TonEBP-deficiency accelerates age-dependent intervertebral disc degeneration underscored by matrix remodeling, cytoskeletal rearrangements, and changes in proinflammatory gene expression

Our studies show that TonEBP-deficiency causes pronounced degeneration of all three intervertebral disc compartments with greater incidence of herniation in the mouse. The disc phenotype is marked by extracellular matrix remodeling, actin cytoskeleton rearrangements, and suppressed proinflammatory gene expression, advancing our understanding of the contributions of TonEBP in intervertebral disc homeostasis and disease. We used microarray to explore the transcriptomics of differentially expressed genes of annulus fibrosus (AF) and nucleus pulposus (NP) tissue in TonEBP haploinsufficient mice on a C57BL/6 background. AF and NP tissue were dissected from lumbar discs (L1-S1) of 12-month-old TonEBP haploinsufficient and wild-type mice (n=3). RNA extraction and hybridization on Affymetrix microarrays.

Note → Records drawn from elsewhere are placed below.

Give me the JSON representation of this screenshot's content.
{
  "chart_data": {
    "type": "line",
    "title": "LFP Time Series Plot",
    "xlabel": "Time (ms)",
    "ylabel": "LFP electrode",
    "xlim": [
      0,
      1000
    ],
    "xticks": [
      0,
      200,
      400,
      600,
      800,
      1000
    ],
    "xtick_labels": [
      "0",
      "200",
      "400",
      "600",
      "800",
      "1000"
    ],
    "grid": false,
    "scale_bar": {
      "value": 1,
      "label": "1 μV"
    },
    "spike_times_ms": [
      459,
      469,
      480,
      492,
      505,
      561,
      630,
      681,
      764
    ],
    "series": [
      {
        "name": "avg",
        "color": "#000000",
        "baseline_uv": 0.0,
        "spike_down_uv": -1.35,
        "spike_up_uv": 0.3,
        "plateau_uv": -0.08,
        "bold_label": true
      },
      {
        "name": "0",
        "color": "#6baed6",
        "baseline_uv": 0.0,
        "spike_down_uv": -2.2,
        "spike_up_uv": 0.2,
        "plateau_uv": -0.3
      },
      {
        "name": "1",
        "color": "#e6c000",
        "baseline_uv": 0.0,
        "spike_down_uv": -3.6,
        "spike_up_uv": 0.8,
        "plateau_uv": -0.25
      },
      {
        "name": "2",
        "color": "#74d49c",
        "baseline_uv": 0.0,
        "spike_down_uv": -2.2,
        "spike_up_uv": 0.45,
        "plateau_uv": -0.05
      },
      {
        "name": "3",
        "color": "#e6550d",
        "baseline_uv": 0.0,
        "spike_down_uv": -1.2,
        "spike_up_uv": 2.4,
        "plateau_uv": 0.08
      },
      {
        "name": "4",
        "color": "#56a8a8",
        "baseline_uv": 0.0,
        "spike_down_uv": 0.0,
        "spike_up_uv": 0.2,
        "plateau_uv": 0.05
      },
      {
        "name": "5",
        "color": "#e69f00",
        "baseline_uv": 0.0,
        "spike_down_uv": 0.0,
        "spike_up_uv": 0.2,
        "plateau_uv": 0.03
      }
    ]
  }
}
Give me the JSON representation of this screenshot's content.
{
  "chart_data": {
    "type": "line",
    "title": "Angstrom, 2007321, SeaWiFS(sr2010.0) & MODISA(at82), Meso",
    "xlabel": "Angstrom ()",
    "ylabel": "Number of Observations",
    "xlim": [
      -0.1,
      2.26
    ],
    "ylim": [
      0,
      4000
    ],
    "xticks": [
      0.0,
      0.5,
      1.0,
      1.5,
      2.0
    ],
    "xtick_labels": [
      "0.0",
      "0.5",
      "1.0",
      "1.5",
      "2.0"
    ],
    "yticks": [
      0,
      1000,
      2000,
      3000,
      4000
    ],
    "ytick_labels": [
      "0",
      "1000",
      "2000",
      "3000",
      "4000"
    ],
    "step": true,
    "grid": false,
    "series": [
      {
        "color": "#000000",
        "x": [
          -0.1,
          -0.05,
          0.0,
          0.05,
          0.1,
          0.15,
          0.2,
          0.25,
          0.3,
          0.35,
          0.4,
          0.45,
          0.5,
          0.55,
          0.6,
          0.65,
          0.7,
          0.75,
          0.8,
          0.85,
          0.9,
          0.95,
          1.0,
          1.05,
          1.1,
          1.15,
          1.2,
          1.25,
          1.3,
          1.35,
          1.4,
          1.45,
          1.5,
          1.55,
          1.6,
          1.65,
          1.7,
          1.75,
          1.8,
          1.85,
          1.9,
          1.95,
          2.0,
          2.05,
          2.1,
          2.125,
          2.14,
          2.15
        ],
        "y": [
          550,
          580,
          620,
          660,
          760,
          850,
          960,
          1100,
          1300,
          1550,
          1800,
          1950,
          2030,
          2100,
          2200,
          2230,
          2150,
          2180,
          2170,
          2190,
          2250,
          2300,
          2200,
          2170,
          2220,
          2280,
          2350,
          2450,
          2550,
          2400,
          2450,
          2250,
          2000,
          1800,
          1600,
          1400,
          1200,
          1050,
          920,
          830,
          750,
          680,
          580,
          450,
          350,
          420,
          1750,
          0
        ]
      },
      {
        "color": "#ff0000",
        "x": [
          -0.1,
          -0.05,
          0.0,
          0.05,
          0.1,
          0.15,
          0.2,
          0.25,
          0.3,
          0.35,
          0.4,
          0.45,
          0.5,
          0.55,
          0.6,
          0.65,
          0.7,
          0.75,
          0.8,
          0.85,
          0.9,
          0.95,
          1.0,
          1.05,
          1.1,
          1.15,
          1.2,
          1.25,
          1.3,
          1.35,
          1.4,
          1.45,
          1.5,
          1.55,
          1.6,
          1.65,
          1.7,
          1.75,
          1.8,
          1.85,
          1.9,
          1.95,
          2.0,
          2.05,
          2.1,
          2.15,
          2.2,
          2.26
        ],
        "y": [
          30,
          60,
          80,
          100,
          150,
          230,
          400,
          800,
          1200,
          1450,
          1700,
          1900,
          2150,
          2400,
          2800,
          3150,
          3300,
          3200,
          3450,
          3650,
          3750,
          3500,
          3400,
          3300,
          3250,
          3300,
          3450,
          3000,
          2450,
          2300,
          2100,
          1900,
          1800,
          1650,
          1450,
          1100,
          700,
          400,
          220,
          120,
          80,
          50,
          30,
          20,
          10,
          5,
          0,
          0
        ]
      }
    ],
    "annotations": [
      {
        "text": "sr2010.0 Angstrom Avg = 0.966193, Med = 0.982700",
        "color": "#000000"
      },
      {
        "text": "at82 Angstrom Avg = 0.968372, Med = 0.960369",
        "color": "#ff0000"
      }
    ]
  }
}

本研究证实，张力反应元件结合蛋白（TonEBP）缺陷可导致小鼠椎间盘三个分区均出现显著退变，且椎间盘突出的发生率更高。该椎间盘表型以细胞外基质重塑、肌动蛋白细胞骨架重排及促炎基因表达受抑为特征，加深了我们对TonEBP在椎间盘稳态与疾病进程中作用的认知。我们采用基因芯片技术，对C57BL/6背景下TonEBP单倍剂量不足小鼠的纤维环（annulus fibrosus, AF）与髓核（nucleus pulposus, NP）组织的差异表达基因转录组展开探究。从12月龄TonEBP单倍剂量不足小鼠与野生型小鼠的腰椎间盘（L1-S1节段）中分离获取AF与NP组织（每组n=3）。随后完成RNA提取，并在Affymetrix基因芯片上完成杂交实验。